Nella puntata 5x20 The Girl In Question il leggendario spolverino nero di Spike viene ridotto a uno straccio bruciacchiato a causa di un’esplosione e prontamente sostituito da un nuovo spolverino praticamente identico a quello vecchio. Non ho mai digerito questa sostituzione, così ho immaginato un modo per far riavere a Spike l’inseparabile spolverino originario.
Il crossover con The Avengers è minimo, irrilevante e quasi esclusivamente facente riferimento al mio headcanon.
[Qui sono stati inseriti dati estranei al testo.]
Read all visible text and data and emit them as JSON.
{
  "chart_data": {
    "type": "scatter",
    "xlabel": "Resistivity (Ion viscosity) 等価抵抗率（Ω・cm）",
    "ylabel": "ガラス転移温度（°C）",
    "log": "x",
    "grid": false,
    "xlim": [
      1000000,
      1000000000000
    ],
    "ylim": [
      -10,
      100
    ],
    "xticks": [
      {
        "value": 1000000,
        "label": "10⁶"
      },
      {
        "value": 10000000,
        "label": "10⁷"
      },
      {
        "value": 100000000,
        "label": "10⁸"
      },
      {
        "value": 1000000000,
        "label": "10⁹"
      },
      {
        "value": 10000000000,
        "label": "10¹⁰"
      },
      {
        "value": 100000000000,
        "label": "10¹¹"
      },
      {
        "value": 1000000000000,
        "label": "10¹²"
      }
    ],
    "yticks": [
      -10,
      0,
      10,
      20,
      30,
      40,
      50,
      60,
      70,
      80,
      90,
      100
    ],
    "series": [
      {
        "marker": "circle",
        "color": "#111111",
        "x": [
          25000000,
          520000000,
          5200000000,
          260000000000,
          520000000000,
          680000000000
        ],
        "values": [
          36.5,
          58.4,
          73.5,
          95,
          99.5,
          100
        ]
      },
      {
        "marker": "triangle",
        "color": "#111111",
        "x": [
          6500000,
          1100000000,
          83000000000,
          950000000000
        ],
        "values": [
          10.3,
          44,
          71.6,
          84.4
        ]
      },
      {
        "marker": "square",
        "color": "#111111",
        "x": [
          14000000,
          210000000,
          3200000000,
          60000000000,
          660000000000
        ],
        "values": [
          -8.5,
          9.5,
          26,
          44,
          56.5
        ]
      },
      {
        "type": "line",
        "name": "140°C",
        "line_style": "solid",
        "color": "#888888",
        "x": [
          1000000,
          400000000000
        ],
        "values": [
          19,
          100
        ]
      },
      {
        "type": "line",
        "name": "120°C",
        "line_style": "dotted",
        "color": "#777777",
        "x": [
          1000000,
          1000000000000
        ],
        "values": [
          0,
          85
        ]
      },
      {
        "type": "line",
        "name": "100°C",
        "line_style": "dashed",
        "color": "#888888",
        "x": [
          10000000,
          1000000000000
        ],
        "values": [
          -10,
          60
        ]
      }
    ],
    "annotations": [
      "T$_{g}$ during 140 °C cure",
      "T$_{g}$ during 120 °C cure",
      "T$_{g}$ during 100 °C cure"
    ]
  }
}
Solo chi segue le mie ff in quel fandom, infatti, sa chi è Jade, la stessa Jade che nel primo capitolo di questa raccolta fa un piccolo accenno alla Signora Scrubs.
Con il termine inglese scrubs, tra le altre cose, si intende la pratica chirurgica di lavarsi le mani prima di un intervento. Da qui il nome per il demone di mia invenzione.
Tula, la parrucchiera di Detroit, è un personaggio di ReaderNotViewer che amo moltissimo. Se volete sapere come è arrivata a Detroit, leggete la meravigliosa ff Gli ultimi giorni di Sunnydale.
L’uso dei gattini come moneta di scambio nel mondo demoniaco è assolutamente canon nel Buffyverse (ricordate le puntate 6x05 Life Serial e 6x08 Tabula Rasa?). È un’idea così demenziale che l’ho amata fin da subito.
Credo di aver detto tutto. Spero di non aver cannato troppo la caratterizzazione di Spike, se sì, chiedo venia, è il primissimo tentativo.
Come sempre, un grazie speciale a tutti gli utenti che seguono le mie storie.